The string on a violin has a fundamental frequency of 120.0 Hz. The length of the vibrating portion is 36 cm and has a mass of 0.58 g. Under what tension (in newtons) must the string be placed?
The fundamental frequency is: f1 = 120Hz
At the fundamental, the string has two nodes at the end, and one anti-node in the middle, so therefore the vibrating length of the string (0.36 m) is equal to λ/2 , so λ= 0.72 m.
v = λ•f = 0.72• 120 = 86.4 m/s.
Now we will apply the wave speed in a string relationship, which is:
v = sqrt(T/mₒ),
where mₒ = m/L= 0.58•10^-3/0.36 = 1.6•10^-3 kg/m is mass/length for the cord,
and T is the tension in the cord.
Therefore, T = mₒ•v² =1.6•10^-3 •(86.4)² ≈ 12 N.

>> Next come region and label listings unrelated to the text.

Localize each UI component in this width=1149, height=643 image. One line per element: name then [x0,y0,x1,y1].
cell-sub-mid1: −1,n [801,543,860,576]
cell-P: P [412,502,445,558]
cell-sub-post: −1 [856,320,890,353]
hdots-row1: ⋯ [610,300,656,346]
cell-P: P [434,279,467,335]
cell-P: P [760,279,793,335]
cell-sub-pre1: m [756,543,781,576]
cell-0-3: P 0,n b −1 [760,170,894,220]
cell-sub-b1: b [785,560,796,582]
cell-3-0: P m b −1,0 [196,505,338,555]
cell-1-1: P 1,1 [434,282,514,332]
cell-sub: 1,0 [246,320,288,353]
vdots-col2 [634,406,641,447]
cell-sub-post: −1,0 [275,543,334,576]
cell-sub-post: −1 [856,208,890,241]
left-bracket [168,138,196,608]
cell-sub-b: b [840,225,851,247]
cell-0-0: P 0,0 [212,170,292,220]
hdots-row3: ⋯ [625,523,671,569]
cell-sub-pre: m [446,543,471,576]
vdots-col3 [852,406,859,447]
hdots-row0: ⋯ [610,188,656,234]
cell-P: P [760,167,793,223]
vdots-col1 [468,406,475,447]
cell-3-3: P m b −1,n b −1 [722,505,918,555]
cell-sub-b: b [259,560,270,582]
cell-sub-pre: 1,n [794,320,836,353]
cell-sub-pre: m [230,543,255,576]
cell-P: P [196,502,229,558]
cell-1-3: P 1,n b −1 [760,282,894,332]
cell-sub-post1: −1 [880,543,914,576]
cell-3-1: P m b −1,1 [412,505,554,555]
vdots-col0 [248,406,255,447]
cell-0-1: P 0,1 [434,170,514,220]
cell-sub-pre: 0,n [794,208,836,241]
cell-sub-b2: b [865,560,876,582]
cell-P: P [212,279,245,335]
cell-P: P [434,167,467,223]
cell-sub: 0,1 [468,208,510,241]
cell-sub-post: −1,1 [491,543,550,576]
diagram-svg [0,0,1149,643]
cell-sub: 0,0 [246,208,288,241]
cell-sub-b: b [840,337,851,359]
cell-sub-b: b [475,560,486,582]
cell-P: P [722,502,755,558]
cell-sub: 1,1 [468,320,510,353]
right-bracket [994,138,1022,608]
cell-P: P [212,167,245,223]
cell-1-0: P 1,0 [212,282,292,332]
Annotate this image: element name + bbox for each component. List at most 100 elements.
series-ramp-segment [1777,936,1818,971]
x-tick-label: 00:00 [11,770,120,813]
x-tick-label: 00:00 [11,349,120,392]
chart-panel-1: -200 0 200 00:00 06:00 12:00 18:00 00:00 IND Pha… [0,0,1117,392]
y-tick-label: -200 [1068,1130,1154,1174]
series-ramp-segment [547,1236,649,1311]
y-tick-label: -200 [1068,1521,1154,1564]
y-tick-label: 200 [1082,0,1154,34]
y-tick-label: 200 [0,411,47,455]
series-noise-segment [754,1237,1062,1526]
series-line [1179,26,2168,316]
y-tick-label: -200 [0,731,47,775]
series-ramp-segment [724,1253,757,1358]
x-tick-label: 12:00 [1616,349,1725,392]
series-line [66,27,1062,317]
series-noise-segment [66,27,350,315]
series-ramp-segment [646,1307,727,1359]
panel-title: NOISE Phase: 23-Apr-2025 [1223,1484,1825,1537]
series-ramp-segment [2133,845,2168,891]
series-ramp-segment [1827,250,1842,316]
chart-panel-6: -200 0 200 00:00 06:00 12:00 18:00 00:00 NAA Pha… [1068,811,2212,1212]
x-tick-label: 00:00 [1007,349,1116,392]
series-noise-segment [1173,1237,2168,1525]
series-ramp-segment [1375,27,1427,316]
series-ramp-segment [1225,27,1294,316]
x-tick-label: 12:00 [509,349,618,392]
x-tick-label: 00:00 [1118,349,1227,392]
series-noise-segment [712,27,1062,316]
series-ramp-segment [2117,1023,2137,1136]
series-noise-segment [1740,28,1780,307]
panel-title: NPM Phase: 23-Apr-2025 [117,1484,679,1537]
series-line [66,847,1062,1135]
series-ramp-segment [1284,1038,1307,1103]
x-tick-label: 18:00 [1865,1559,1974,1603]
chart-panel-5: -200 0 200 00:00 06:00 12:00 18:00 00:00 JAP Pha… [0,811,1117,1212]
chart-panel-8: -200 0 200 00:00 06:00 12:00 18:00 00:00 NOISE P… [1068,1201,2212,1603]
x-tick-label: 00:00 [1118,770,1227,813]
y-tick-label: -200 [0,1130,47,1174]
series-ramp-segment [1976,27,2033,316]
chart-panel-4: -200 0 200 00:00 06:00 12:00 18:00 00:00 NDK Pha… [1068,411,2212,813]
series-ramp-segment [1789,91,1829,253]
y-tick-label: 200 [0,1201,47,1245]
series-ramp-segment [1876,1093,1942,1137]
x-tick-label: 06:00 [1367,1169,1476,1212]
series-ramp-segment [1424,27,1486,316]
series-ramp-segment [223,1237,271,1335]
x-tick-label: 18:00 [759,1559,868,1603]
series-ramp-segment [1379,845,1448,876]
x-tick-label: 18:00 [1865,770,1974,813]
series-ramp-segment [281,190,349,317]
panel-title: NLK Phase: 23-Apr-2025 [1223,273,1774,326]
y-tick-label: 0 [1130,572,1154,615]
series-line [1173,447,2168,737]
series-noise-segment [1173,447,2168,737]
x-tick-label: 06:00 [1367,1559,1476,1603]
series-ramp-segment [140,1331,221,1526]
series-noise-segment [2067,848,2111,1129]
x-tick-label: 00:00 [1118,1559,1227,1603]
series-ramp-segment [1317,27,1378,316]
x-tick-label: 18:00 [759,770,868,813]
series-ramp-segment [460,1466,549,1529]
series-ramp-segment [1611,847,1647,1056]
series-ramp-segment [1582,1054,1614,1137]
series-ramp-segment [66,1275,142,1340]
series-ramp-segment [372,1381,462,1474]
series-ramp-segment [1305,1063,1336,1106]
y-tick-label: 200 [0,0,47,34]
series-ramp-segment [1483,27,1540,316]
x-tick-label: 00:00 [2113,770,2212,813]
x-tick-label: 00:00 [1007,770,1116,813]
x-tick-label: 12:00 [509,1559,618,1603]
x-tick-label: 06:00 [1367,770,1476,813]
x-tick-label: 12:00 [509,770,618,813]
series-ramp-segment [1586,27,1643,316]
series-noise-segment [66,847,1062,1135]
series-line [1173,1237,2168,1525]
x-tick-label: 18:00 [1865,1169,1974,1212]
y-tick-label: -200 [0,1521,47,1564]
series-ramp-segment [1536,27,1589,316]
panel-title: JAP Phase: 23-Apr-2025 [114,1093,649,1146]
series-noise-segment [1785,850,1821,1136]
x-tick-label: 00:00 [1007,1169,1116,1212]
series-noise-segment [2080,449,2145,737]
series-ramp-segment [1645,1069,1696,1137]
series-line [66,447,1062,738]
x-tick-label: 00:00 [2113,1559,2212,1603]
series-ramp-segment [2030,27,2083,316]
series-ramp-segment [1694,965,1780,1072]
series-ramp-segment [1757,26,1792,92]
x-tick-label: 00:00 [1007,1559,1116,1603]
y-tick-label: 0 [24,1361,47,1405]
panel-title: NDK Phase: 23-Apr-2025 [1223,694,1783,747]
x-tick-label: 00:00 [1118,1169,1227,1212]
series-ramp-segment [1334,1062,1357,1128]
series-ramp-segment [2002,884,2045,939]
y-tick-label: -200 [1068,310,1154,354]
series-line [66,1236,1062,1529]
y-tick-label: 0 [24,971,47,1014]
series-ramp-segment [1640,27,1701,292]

To find the tension in the string, we can use the formula for calculating the fundamental frequency of a string:
f = (1/2L) * sqrt(T/μ)
where f is the fundamental frequency, L is the length of the vibrating portion of the string, T is the tension in the string, and μ is the linear mass density of the string.
We can rearrange this formula to solve for the tension:
T = (4L^2 * f^2 * μ)
Given:
f = 120.0 Hz
L = 36 cm = 0.36 m
μ = mass/length = 0.58 g / 0.36 m = 1.61 g/m = 0.00161 kg/m
Substituting these values into the equation:
T = (4 * (0.36 m)^2 * (120.0 Hz)^2 * 0.00161 kg/m)
Now, let's calculate the tension:
T = (4 * 0.1296 m^2 * 14400.0 Hz^2 * 0.00161 kg/m)
T = (0.0939924 kg * m * Hz^2)
To convert the unit, we need to multiply it by the gravitational force constant (g):
T = (0.0939924 kg * m * Hz^2 * 9.8 m/s^2)
T = 0.92124552 N
Therefore, the tension in the string must be approximately 0.9212 N.